Невский, не переставая улыбаться, сосчитал наброшенный на штангу вес – жалкие восемьдесят килограммов – лег на скамейку, обхватил гриф пальцами и не без усилия снял вдруг оказавшуюся непривычно тяжелой штангу со стоек. Руки предательски дрожали. Влад медленно опустил штангу к груди и… нет, не влип, оказавшись в незавидной роли пришпиленного булавкой, беспомощно дрыгающего лапами жука (а такое во время одиночной тренировки случается, правда, в основном с не умеющими рассчитывать силы новичками). Он выжал этот вес, и не раз, и лишь после второго повторения с грохотом уронил гриф на стойки. Поднимаясь, зло скрипнул зубами. Было от чего расстроиться. Раньше, до ареста, он даже будучи очень усталым, легко выжимал сто сорок килограмм на восемь раз. Да, он знал, в каком состоянии сейчас находится его изможденное зоной и контузией, потерявшее тридцать килограмм веса тело. Надеялся одолеть несчастную восьмидесятку хотя бы раз десять. Не получилось. Хорошо хоть не придавило…
Как назло, от сильного напряжения у Влада снова начала кружиться голова. К горлу подступил тошнотворный ком. Перетерпев приступ, взглянул в зеркало на свое бледное, как простыня, покрытое потом лицо и твердо поклялся самому себе начать правильные, с шестиразовой пайкой, ударной дозой витаминов и "химии", тренировки, как только разрешит врач. Погасил свет, поднялся наверх, закрыл дверь, вернул ключ на место и вышел на свежий воздух. На душе, еще две минуты назад певшей и ликовавшей, вдруг стало гнусно. Гнусно от позорного для любого уважающего себя мужчины чувства собственной беспомощности и физической слабости. Нет, бля, не на того напали. Через полгода, уже к весне, бывший чемпион снова превратится в бугрящуюся мускулами живую античную статую с бронзовым загаром, на которую будут вывоворачивать шеи все проходящие мимо биксы! Зря, что ли, его пять лет назад братья-качки окрестили уважительным погонялом Рэмбо?
– Ты что так долго? – спросил явно начинающий нервничать Сокол. – Я уже собирался за тобой идти. Целых полчаса прошло.
– Полчаса? – затягиваясь сигаретой, эхом повторил Влад. Усмехнулся грустно: – Надо же. А я и не заметил. Думал – минут пять, не больше.
– Ну, ну, – Сергей смерил Невского многозначительным взглядом и постучал в перегородку. "Мерседес" плавно тронулся с места и помчался к Гостиному двору. Остановились в квартале от перекрестка, где была забита стрелка. Влад протянул Соколу пачку баксов. Тот кивнул, спрятал деньги в карман и вышел. До встречи с таксистом оставалось семь минут.
Глава восьмая
МЕНТ ПОГАНЫЙ, ИЛИ СОБАКЕ – СОБАЧЬЯ СМЕРТЬ
Мобильник зазвонил в тот самый момент, когда Серый, судя по часам, как раз должен был пересечься с гонцом неизвестного доброхота и получить в обмен на деньги адрес Кати Вертолет. Влад достал трубку. Он давно ждал этого звонка.

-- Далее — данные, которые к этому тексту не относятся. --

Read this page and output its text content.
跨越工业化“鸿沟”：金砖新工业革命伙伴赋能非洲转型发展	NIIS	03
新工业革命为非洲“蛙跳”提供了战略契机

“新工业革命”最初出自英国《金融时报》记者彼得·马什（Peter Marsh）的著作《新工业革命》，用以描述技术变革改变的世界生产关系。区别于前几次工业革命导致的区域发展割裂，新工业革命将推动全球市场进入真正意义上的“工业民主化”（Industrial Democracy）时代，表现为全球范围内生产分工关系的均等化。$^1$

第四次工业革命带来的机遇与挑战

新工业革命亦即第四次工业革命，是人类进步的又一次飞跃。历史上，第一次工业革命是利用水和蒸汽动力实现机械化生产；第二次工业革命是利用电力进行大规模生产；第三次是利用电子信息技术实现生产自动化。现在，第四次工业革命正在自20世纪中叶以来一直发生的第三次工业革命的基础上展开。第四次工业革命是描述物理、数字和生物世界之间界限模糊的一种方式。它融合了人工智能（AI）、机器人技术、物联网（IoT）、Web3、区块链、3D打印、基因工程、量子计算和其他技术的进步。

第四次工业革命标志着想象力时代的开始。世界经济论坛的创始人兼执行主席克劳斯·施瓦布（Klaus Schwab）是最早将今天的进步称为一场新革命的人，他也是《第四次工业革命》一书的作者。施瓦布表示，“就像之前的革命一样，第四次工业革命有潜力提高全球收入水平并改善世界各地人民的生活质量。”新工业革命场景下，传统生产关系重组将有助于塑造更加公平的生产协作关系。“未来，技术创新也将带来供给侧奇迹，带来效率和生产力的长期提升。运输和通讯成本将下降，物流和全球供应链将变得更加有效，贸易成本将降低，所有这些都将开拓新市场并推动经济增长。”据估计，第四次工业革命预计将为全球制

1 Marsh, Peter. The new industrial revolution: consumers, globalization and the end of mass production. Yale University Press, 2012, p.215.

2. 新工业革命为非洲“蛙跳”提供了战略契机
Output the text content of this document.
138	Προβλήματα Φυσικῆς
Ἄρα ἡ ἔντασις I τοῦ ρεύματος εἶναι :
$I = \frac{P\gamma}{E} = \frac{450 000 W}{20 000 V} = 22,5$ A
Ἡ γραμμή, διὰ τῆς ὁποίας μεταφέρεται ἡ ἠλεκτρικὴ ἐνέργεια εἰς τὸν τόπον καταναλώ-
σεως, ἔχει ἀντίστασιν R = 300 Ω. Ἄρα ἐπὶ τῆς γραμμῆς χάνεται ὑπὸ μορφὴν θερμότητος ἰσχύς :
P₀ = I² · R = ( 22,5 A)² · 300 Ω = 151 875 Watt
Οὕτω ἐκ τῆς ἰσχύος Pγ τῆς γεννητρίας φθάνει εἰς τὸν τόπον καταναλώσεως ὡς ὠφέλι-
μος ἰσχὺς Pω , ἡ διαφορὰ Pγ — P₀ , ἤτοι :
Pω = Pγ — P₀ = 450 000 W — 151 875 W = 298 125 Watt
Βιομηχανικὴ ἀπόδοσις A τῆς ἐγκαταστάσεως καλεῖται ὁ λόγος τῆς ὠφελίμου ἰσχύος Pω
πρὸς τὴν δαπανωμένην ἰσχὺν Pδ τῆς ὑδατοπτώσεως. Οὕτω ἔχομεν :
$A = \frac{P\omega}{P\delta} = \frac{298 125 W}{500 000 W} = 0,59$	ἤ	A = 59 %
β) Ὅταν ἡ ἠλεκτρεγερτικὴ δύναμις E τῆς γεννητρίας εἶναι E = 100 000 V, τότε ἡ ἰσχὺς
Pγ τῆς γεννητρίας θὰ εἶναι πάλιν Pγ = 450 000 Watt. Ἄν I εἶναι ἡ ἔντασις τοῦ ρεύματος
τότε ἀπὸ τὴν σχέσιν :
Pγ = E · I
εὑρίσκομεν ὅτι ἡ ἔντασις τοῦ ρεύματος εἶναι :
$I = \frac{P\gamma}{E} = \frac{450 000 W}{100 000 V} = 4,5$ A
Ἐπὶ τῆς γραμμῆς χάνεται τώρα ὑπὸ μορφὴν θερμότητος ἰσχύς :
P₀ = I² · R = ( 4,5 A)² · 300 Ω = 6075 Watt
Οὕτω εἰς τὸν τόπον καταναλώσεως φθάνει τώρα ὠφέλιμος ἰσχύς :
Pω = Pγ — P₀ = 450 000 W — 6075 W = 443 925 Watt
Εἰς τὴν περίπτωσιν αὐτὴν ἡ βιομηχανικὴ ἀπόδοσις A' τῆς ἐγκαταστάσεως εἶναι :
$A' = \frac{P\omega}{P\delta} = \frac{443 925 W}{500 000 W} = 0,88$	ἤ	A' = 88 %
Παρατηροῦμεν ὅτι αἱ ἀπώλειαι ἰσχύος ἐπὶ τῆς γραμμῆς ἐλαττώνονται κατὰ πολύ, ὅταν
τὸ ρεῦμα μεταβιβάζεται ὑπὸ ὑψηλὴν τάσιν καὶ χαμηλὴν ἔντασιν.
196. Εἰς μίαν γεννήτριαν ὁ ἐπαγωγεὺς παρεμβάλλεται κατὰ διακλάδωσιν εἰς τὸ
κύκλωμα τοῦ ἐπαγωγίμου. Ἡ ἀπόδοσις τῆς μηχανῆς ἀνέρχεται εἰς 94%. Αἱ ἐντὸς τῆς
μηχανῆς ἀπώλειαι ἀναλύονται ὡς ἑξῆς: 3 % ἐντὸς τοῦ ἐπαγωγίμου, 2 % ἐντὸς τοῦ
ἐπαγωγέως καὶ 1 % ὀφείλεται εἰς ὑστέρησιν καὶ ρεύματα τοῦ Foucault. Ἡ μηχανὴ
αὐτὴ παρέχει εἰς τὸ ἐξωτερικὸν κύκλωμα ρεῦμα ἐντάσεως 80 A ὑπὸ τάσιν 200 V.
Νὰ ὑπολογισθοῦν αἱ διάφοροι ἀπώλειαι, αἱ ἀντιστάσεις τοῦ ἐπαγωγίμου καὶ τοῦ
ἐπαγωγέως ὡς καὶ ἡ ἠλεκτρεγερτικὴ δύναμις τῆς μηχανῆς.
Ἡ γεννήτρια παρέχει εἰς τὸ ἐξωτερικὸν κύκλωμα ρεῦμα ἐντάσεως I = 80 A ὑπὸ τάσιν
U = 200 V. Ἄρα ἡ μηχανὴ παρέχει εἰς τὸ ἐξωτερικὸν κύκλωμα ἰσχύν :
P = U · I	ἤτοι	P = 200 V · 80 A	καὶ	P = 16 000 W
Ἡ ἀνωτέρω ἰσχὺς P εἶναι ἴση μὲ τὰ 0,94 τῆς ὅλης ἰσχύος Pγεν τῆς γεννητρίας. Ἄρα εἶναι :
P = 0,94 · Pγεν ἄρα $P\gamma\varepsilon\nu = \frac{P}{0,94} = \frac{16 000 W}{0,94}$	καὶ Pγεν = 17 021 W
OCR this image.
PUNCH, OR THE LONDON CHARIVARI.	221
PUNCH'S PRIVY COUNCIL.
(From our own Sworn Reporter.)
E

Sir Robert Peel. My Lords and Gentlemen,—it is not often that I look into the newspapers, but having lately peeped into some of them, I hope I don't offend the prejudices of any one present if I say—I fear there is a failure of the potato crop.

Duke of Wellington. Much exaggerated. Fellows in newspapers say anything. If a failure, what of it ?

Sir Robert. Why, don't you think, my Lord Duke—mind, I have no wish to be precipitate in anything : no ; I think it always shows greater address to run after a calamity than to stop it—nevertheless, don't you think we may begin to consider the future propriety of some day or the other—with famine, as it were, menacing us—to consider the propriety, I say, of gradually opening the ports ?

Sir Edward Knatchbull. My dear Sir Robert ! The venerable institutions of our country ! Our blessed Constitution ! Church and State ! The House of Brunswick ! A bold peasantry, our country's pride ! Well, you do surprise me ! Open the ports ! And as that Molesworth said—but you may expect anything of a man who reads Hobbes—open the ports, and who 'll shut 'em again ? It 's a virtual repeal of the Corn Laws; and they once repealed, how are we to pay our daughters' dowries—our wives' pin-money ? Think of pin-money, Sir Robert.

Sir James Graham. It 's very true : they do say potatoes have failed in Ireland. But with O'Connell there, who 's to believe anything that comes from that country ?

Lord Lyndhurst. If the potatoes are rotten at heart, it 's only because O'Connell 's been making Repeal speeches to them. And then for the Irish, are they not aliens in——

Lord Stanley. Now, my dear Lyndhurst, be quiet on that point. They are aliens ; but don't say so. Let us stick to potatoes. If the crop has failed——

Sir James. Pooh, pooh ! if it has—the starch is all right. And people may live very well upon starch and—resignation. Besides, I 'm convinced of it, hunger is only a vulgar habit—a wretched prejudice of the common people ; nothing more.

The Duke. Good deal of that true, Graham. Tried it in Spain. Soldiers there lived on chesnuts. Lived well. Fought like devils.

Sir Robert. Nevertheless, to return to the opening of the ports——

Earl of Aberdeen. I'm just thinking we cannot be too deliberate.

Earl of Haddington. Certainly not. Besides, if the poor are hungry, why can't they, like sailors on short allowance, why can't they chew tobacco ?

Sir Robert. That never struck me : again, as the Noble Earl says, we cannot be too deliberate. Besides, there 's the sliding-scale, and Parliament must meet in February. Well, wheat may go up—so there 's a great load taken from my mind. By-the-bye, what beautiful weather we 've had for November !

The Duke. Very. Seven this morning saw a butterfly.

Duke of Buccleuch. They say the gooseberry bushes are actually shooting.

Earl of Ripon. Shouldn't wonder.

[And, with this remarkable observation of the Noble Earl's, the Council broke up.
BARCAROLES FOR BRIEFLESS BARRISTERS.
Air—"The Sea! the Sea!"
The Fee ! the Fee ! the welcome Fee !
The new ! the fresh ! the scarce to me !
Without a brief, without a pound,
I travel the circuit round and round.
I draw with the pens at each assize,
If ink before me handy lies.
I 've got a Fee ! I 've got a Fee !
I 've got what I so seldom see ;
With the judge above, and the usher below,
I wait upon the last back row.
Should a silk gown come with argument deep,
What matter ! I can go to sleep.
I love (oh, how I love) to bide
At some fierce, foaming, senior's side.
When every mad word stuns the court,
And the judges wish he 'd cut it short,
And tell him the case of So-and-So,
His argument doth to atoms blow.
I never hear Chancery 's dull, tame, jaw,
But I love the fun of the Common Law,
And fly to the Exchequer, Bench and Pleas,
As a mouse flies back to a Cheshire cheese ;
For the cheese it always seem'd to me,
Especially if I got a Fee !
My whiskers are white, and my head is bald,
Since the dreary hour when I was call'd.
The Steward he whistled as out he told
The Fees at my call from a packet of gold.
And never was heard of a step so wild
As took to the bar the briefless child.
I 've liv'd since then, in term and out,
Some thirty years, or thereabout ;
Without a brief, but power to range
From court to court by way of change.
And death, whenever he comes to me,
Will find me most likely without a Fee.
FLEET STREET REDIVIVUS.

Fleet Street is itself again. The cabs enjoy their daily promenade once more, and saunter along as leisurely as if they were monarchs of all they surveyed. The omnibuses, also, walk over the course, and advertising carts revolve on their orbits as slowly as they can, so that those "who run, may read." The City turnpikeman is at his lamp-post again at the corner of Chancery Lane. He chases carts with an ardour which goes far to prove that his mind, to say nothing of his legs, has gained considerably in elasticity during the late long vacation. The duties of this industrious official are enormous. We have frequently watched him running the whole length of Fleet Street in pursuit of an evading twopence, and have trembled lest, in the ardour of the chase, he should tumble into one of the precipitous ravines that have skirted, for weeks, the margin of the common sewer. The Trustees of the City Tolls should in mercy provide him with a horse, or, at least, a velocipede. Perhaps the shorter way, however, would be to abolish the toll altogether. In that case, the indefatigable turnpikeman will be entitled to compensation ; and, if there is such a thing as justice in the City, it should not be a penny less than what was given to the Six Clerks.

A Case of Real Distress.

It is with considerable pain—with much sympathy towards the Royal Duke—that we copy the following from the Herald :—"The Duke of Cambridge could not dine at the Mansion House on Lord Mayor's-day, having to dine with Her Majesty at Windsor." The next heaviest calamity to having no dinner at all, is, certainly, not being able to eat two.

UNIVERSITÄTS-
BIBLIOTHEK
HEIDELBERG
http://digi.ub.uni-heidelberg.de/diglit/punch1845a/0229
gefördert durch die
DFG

– Да, Игорь Севастьянович!
– Повезло тебе, чемпион, – без предисловий сообщил генерал Климов. – Звонили с сотового. Номер зарегистрирован в "Дельте", на хорошо знакомое мне, реальное имя. Даже удивительно, что бээс так лоханулся. Совсем, видно, нюх на гражданке потерял.
– Кто лоханулся?
– Бээс – это на нашем ментовском языке означает бывший сотрудник правоохранительных органов, – вздохнул генерал. – Должен бы знать, бригадир. Ментом был твой клиент. Старлеем. Опером. Думаю, ваше близкое знакомство окажется интересным. Очень интересным. Эта птичка много песен знает.
– Говори имя и адрес, – мгновенно подобрался Рэмбо.
– Скажу, – пообещал Климов. – Но только если договоримся. – И замолчал.
– Что ты хочешь? – холодно спросил Влад. Он сразу понял, куда ветер дует. Обмен номер два. Впрочем, сейчас от него вряд ли потребуют наличные. Тут все гораздо дешевле. Можно сказать, даром.
– Мне нужны те самые видеозаписи, Влад. Из Сосново, – выдержав паузу, потребовал замначальника ГУВД. – Теперь, когда я на пенсии, от них вам мало прока. Но мне хочется остаток жизни провести спокойно. Без оглядки на прошлые ошибки. Ты меня понимаешь? Я хочу уехать в Сочи чистым. Со спокойным сердцем.
– Хорошо. Ты их получишь, – Невский понял, что упускать такой шанс нельзя. То, что нарыл мусор, – настоящая бомба. К тому же Климов абсолютно прав – выйдя на пенсию и уехав из Питера на юга, он переставал быть интересным для их бригады и еще вчера действенный компромат на большую шишку из Большого Дома автоматически превращался в бесполезный хлам. Так почему не использовать его с выгодой последний раз?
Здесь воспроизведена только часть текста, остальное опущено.